CLEVELAND — Cleveland Clinic has once again proven itself to be at the forefront of modern-day medicine and technological advances.
In a press release issued Monday, a representative for the Clinic said that its 'risk calculator' takes into account figures such as a person's age, race, ethnicity, socio-economic status, and pre-existing conditions to give an accurate estimate of the likelihood of a person testing positive for COVID-19.
“The ability to accurately predict whether or not a patient is likely to test positive for COVID-19, as well as potential outcomes including disease severity and hospitalization, will be paramount in effectively managing our resources and triaging care,” said Lara Jehi, M.D., Cleveland Clinic’s Chief Research Information Officer and corresponding author on the study. “As we continue to battle this pandemic and prepare for a potential second wave, understanding a person’s risk is the first step in potential care and treatment planning.”
The calculator is freely available to anyone who would like to use it, and was developed by Cleveland Clinic researchers with the help of over 12,000 patients enrolled in the Cleveland Clinic's COVID-19 registry.
“The data suggest some interesting correlations but do not confer cause and effect,” said Dr.

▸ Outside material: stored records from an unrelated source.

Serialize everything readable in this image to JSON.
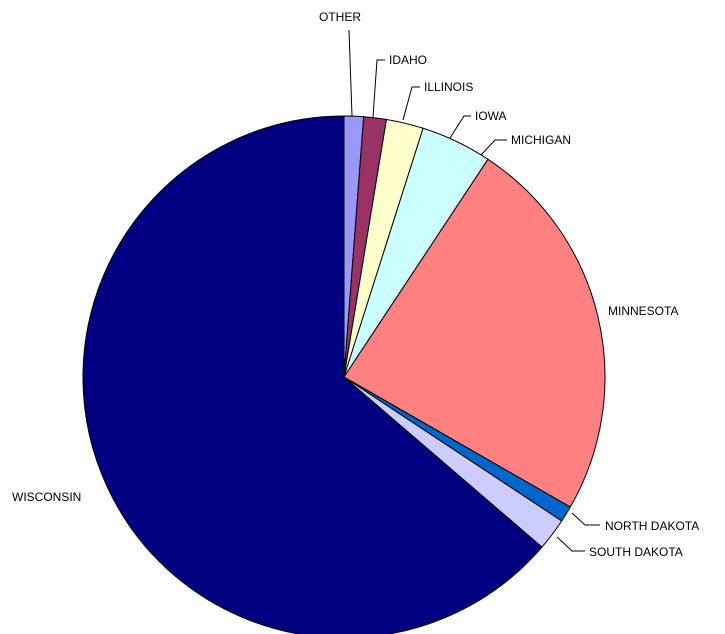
{
  "chart_data": {
    "type": "pie",
    "categories": [
      "OTHER",
      "IDAHO",
      "ILLINOIS",
      "IOWA",
      "MICHIGAN",
      "MINNESOTA",
      "NORTH DAKOTA",
      "SOUTH DAKOTA",
      "WISCONSIN"
    ],
    "values": [
      1.2,
      1.4,
      2.3,
      4.4,
      0.0,
      24.0,
      1.0,
      2.0,
      63.7
    ],
    "unit": "percent",
    "start": "12 o'clock",
    "direction": "clockwise",
    "colors": [
      "#9999FF",
      "#993366",
      "#FFFFCC",
      "#CCFFFF",
      "#660066",
      "#FF8080",
      "#0066CC",
      "#CCCCFF",
      "#000080"
    ],
    "title": "",
    "legend": "none"
  }
}
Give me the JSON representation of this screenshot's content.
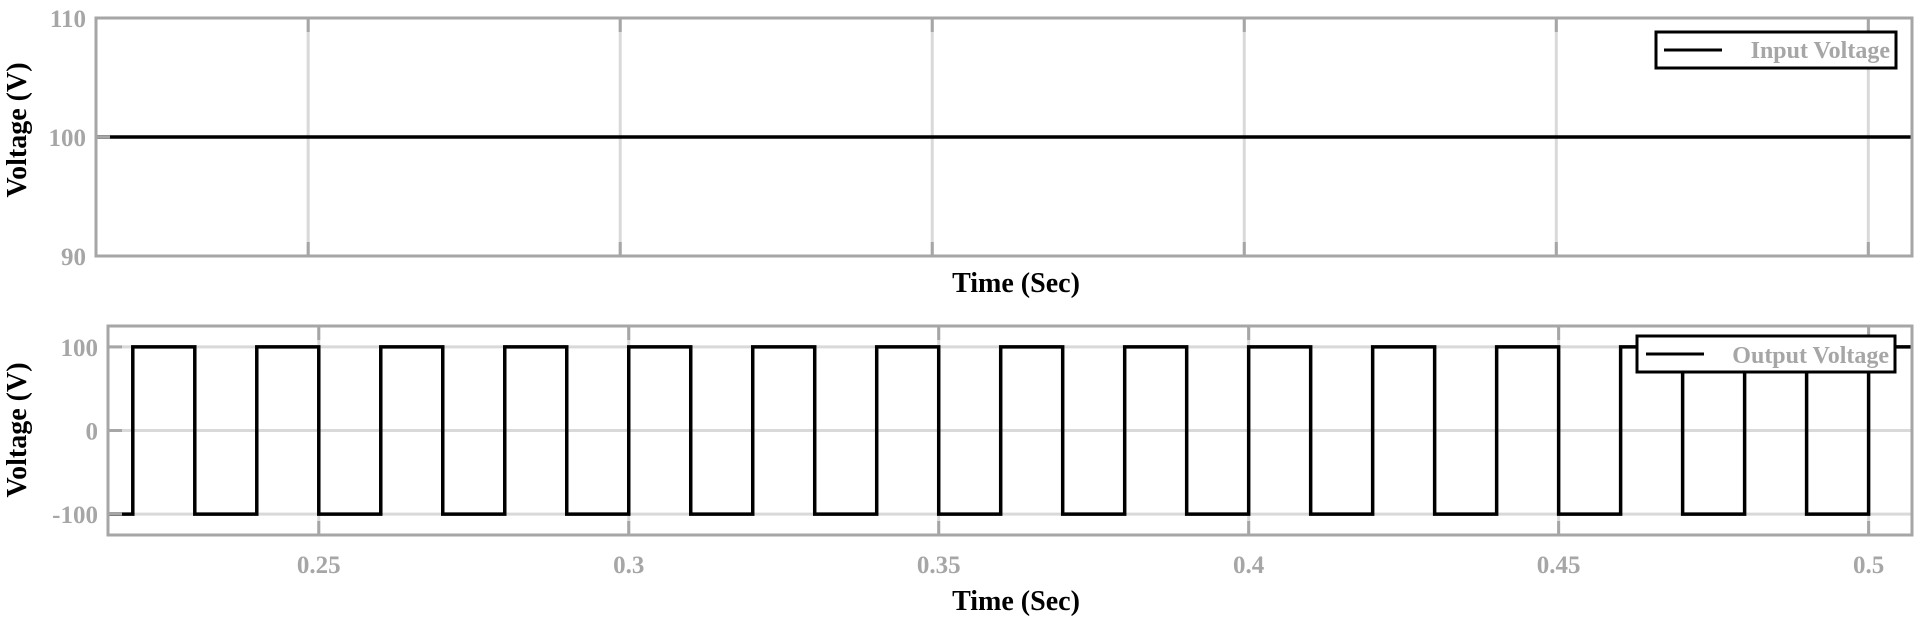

Michael Kattan, Chair of Lerner Research Institute’s Department of Quantitative Health Sciences, “For example, our data do not prove that melatonin reduces your risk of testing positive for COVID-19. There may be something else about patients who take melatonin that is indeed responsible for their apparent reduced risk, and we don’t know what that is. Consumers should not change anything about their behavior based on our findings.
Other findings from the Clinic's research and development conclude that patients from lower socio-economic status are more likely to test positive for COVID-19, while patients taking melatonin, carvedilol and paroxetine are less likely to test positive for the virus.
Research also indicated that patients of Asian descent are less likely to test positive for the coronavirus than those of Caucasian descent.